In any case, thank you. The big blocker is now solved.
Maybe the solution is to skip any removal of content in mailing list mirror mode? Mirror is mirror, and the risk of missing content is way more expensive than the convenience of not showing signatures (especially when we are thinking that Discourse becomes the de facto archive of a mailing list).
I guess we could add a setting to disable trimming for mailing list mirrors. It could make sense for lists where members know how to behave and don’t include hundreds of useless lines of text from previous emails. Can you create a feature request for it?

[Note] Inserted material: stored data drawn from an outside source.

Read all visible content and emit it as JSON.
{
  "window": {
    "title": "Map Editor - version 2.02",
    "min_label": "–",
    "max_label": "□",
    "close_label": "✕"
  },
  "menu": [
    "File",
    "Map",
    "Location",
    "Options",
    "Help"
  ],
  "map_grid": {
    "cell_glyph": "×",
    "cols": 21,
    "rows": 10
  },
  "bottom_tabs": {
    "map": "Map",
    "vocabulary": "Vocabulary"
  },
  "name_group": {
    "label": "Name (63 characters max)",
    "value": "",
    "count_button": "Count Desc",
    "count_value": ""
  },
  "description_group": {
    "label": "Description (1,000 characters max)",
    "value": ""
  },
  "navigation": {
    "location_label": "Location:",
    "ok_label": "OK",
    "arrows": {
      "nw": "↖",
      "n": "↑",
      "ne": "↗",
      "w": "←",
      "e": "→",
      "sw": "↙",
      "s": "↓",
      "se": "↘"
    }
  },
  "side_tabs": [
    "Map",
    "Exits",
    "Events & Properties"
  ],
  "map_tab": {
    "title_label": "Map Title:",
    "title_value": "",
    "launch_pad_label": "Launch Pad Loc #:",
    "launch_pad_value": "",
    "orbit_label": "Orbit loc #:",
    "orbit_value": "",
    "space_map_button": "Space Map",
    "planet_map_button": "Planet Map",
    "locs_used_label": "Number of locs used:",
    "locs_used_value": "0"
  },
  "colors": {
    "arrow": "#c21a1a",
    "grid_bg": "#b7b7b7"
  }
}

Nevertheless, I’ll try figure out why forwarded emails do not work for mailing list mirrors.
I think the typical forward would match the embedded marker not followed by a quote rule which discards it. Discarding is reasonable behavior for the other cases mentioned there (e.g. huge quote) but not for forwards.
Pensé que esto ya estaba activado porque mi Discourse de hecho aceptó correos reenviados y creó publicaciones. Sin embargo, eliminó el contenido del correo reenviado. ¿Entonces mi entendimiento es correcto en que esta configuración cambia la forma en que se analizan los correos entrantes? O, más precisamente: ¿cómo se analizan los correos entrantes que no son respuestas a un tema existente?
En cualquier caso, espero que activar esta configuración resuelva el problema de que el contenido reenviado no aparezca en las publicaciones. Pero aún me pregunto: ¿No hay una forma sencilla de corregir manualmente las publicaciones donde Discourse colocó incorrectamente la línea de corte (entre el contenido mostrado y el eliminado)?
Edición: Acabo de encontrar esta nueva característica (que aún no tengo en esa instancia), así que actualizaré, pero ¿podría alguien aclarar cómo se relaciona esa nueva configuración con lo que se ha discutido aquí? ¿Es específica para listas de correo?
Edición 2: Después de investigar varios temas más creados por correo en los últimos meses, parece que el contenido de los correos reenviados se elimina solo si hay algún texto agregado antes del correo reenviado (por ejemplo, algo como: “FYI” o “aquí hay algo interesante”). Si el correo se reenvía sin comentarios, el contenido se muestra (sin embargo, las cabeceras de los correos reenviados se eliminan, de modo que parece que el reenviador escribió el contenido de la publicación). ¿Es todo esto un comportamiento intencional?